Last week we launched the OrgTheory/AAI 2013 Sociology Department Ranking Survey, taking advantage of Matt Salganik’s excellent All Our Ideas service to generate sociology rankings based on respondents making multiple pairwise comparisons between department. That is, questions of the form “In your judgment, which of the following is the better Sociology department?” followed by a choice between two departments. Amongst other advantages, this method tends to get you a lot of data quickly. People find it easier to make a pairwise choice between two alternatives than to assign a rating score or produce a complete ranking amongst many alternatives. They also get addicted to the process and keep making choices. In our survey, over 600 respondents made just over 46,000 pairwise comparisons. In the original version of this post I used the Session IDs supplied in the data, forgetting that the data file also provides non-identifying (hashed) IP addresses. I re-ran the analysis using voter-aggregated rather than session-aggregated data, so now there is no double-counting. The results are a little cleaner. Although the All Our Ideas site gives you the results itself, I was interested in getting some other information out of the data, particularly confidence intervals for departments. Here is a figure showing the rankings for the Top 50 departments, based on ability scores derived from a direct-comparison Bradley-Terry model.

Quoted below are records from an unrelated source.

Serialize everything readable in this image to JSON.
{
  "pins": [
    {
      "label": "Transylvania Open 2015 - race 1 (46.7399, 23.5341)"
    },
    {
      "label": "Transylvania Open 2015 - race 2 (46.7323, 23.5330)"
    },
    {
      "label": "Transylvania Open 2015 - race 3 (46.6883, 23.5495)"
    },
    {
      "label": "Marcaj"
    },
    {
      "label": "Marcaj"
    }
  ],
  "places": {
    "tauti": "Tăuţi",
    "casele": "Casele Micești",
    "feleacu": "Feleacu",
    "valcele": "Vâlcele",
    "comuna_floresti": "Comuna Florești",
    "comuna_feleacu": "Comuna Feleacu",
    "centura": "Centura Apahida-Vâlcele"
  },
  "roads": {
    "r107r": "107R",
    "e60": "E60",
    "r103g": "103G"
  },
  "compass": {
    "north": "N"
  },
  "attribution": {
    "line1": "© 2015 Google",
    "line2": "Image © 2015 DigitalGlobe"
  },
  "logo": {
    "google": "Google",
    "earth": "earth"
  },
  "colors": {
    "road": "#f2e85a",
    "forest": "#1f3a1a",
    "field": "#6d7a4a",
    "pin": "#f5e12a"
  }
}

The model doesn’t take account of any rater effects, but given the general state of the U.S. News ranking methodology I am not really bothered. As you can see, the gradation looks pretty smooth. The first real “hinge” in the rankings (in the sense of a pretty clean separation between a department and the one above it) comes between Toronto and Emory. You could make a case, if you squint a bit, that UT Austin and Duke are at a similar hinge-point with respect to the departments ranked above and below them. Indiana’s high ranking is due solely to Fabio mobilizing a team of role-playing enthusiasts to relentlessly vote in the survey. (This is speculation on my part.)

You can do other things with this data, too. Here are the results of a cluster analysis of the votes, which brings out some interesting similarities.

Finally, Baptiste Coulmont carried out his own pairwise-comparison survey of French sociology departments—at least until he was overwhelmed by the pressure exerted by people who thought the very idea of such a ranking was morally offensive—and presented a nice analysis of it on his blog. Inspired by that, here’s are the results of a principal components analysis of the voting patterns.

The x-axis is more or less the overall ranking itself. The y-axis is harder to interpret. The colors in the plot show how long people typically to vote for that department in comparisons, with Slow and Fast categories representing roughly the bottom and top quintles of the distribution of times. High-ranking but “Slow” departments are interesting here, as it suggests they might be difficult to place with respect to their peers.